China and multilateral financial institutions

Q: “has China shown the IMF, the deal that has supposedly been struck between the China EXIM Bank and Sri Lanka?”

A: “We have not seen the details of this yet, but this again should come out through our routine engagement.”

Transcript of the Press Briefing on the 2023 China Article IV Consultation Mission

That exchange, in the latest press briefing by the IMF on China, caused us to revisit our post on Sri Lanka’s debt situation and provides an opportunity to expand on the broader geopolitical issues at play.

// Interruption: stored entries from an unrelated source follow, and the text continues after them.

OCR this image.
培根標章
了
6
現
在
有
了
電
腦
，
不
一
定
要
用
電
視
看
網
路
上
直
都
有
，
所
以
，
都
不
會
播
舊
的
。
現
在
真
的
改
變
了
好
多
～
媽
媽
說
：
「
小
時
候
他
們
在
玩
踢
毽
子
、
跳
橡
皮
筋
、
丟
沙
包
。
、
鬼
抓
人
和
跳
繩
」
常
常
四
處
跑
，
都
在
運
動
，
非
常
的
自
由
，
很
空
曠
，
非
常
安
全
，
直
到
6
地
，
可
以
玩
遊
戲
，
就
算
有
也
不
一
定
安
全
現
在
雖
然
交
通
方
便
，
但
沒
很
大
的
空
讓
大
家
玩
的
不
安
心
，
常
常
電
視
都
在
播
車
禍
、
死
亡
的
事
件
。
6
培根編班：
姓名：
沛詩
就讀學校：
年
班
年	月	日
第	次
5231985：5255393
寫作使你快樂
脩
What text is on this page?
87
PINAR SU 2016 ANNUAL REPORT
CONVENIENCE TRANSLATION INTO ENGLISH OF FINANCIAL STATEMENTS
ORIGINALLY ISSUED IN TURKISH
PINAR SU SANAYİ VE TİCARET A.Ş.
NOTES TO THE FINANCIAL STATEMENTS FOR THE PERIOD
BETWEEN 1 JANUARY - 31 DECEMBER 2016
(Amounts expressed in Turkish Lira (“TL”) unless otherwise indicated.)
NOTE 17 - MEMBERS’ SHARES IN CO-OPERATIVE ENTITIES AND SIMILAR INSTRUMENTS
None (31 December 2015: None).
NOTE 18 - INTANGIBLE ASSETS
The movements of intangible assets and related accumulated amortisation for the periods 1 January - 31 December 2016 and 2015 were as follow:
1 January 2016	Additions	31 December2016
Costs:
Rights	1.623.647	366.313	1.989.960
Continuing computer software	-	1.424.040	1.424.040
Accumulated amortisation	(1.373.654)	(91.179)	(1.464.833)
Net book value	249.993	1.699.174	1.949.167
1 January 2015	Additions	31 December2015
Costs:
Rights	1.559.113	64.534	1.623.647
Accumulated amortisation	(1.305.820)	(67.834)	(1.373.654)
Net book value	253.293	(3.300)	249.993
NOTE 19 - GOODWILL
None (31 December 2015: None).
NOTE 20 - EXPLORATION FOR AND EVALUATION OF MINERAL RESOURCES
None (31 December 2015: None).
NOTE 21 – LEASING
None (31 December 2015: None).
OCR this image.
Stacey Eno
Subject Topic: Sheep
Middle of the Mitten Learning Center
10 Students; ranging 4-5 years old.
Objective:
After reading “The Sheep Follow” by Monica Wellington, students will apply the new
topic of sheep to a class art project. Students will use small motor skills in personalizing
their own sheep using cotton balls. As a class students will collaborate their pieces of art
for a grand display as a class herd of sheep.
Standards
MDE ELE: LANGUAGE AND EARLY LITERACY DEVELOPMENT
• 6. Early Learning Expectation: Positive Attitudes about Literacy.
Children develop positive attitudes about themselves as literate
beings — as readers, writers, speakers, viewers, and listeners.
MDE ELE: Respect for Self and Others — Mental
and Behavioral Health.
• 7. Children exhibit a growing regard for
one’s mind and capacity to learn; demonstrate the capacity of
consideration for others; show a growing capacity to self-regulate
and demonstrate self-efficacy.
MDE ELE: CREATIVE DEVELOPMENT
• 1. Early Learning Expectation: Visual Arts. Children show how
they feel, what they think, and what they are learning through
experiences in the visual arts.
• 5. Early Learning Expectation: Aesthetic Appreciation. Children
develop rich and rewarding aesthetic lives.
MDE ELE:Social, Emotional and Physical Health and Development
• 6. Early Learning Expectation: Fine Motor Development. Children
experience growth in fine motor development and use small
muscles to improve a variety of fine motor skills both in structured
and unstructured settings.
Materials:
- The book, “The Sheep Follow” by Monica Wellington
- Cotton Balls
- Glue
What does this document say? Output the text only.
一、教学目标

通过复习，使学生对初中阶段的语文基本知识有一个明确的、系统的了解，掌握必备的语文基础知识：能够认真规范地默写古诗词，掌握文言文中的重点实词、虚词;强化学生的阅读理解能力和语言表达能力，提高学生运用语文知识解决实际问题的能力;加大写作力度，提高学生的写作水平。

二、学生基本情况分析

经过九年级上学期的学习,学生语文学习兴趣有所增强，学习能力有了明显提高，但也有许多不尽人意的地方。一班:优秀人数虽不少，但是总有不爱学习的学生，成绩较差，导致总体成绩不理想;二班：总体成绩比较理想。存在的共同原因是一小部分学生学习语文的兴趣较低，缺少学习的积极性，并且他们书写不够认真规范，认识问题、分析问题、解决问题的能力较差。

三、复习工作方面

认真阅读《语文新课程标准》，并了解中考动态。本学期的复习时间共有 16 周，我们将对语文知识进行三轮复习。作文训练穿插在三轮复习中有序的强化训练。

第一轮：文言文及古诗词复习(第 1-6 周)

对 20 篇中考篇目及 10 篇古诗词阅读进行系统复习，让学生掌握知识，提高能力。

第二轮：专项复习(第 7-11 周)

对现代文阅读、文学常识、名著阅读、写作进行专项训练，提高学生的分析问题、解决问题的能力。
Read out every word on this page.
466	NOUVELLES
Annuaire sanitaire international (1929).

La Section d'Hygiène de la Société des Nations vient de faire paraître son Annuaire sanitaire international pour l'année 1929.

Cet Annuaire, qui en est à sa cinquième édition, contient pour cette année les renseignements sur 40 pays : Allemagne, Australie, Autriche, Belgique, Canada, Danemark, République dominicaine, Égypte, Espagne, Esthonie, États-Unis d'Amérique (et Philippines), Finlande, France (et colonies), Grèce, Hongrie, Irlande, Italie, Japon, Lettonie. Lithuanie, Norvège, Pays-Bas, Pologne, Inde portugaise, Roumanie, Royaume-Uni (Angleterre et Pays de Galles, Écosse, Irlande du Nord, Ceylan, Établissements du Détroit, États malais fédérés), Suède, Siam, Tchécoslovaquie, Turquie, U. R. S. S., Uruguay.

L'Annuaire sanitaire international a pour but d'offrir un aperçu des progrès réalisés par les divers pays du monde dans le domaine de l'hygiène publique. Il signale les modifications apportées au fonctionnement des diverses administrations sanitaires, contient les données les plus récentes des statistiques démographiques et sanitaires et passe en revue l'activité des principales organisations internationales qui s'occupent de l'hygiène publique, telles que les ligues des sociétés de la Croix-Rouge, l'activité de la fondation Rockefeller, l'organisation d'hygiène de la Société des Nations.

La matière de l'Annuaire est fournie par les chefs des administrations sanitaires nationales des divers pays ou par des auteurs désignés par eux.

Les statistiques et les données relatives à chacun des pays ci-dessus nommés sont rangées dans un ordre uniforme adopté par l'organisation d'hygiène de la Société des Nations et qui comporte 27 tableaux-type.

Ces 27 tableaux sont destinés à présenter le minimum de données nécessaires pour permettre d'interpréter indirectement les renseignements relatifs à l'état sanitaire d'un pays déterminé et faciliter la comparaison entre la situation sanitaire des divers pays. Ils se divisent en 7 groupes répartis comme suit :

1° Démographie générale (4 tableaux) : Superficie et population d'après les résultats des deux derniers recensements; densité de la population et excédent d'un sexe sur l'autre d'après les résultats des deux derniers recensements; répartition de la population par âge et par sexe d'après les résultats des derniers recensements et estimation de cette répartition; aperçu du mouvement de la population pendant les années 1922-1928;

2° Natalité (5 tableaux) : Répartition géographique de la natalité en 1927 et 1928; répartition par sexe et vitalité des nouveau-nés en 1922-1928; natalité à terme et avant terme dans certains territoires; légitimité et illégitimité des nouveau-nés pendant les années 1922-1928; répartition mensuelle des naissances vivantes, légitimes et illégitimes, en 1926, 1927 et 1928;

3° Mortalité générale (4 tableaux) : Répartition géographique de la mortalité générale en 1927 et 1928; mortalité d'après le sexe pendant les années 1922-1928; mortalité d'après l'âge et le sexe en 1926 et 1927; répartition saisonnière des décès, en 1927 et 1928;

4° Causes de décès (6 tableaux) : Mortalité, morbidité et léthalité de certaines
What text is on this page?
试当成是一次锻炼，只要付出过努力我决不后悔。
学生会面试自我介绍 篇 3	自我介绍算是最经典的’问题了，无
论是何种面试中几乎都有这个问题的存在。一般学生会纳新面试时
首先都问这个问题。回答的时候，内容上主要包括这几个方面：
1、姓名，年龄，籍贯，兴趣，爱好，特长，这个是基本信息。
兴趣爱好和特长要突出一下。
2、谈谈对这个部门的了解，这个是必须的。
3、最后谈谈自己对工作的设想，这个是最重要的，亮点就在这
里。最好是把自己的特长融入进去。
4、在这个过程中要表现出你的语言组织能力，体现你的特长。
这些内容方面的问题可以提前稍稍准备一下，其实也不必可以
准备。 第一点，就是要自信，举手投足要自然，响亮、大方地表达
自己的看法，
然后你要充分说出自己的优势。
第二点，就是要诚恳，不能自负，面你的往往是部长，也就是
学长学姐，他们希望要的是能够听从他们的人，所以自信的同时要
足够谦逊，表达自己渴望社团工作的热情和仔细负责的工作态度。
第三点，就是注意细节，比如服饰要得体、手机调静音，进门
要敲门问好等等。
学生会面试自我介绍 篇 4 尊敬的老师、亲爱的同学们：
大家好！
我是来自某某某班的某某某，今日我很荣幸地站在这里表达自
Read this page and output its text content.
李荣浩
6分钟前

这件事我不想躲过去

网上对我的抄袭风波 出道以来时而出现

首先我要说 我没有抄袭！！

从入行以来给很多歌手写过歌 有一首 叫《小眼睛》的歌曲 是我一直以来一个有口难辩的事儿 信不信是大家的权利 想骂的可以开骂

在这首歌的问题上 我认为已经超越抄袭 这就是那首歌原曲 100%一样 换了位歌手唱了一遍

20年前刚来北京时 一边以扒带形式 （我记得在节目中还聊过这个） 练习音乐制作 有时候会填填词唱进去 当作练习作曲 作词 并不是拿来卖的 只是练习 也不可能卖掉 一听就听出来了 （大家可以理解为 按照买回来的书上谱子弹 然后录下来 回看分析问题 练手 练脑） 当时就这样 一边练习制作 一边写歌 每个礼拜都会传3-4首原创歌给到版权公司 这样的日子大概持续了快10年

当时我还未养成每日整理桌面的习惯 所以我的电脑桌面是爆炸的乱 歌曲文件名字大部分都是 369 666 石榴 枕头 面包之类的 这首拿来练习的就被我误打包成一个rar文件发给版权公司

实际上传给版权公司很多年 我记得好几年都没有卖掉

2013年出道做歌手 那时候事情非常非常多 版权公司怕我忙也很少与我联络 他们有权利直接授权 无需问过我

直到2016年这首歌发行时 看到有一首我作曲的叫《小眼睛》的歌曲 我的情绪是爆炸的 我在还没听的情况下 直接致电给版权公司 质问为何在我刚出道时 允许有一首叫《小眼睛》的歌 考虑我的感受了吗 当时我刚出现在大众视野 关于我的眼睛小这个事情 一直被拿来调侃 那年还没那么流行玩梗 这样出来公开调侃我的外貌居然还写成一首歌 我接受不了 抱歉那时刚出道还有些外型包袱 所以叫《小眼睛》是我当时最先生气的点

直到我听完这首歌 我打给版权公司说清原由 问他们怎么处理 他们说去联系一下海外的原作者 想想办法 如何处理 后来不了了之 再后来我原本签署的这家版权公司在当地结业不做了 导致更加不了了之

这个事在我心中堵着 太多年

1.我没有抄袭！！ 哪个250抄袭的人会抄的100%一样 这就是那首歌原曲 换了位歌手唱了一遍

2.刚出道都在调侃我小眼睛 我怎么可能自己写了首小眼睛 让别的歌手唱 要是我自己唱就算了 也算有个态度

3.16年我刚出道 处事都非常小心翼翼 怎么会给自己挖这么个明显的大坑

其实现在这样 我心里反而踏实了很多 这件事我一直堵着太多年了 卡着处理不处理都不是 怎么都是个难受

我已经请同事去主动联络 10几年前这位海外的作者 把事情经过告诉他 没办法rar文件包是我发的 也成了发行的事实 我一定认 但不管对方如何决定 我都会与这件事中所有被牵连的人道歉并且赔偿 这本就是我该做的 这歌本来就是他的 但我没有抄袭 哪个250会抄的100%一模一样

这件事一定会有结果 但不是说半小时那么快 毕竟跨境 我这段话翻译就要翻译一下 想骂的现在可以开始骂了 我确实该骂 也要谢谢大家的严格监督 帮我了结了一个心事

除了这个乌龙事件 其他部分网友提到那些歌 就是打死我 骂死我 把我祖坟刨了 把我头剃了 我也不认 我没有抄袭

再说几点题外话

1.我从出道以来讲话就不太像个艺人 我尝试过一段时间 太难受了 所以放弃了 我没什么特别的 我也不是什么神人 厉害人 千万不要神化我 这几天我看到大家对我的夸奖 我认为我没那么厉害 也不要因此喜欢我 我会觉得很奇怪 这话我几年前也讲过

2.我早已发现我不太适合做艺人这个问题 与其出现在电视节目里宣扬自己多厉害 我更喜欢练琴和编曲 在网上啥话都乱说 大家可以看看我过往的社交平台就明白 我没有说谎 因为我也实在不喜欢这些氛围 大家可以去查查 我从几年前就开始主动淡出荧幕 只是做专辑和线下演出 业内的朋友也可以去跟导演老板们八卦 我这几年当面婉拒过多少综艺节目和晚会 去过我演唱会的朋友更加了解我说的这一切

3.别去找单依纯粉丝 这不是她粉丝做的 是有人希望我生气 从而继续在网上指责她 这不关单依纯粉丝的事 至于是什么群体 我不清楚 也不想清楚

China’s interactions with multilateral financial institutions embody its larger international ambitions. Through strategic policy choices and leveraging its creditor status, China is actively working to transform these institutions, seeking a balance between its duties and rights, and striving to infuse the global financial governance structure with its own brand of influence.

Holding a significant voting power in the IBRD, the lending arm of the World Bank, China ranks as the third most influential member. Despite its own utilization of loans and aid from these institutions, China has emerged as a key donor, indicating its strategic use of these platforms to bolster its international influence.

Historically, China has had a positive and constructive relationship with the World Bank, harkening back to interactions in the era of Deng Xiaoping. This relationship, however, is now characterized by an active Chinese policy aimed at increasing its say in the governance of these institutions, in line with its broader international policy goals and a vision for global governance that accommodates its interests.

China’s challenge to the established financial order is marked by its ascent as the world’s largest official creditor, surpassing the combined lending power of the World Bank, IMF, and the 22-member Paris Club. This newfound status is being leveraged to push for reforms in the global financial system, such as calling for the participation of the IMF and World Bank in debt restructuring efforts, challenging the traditional immunity of these organizations from such processes.

The crux of Beijing’s argument lies in the assertion that if institutions like the World Bank take priority over China in debt repayment, then China should correspondingly have greater voting rights and a larger stake in these banks. This stance underscores a belief that China’s contributions to development finance should be on par with the rights and influence it exercises within these institutions.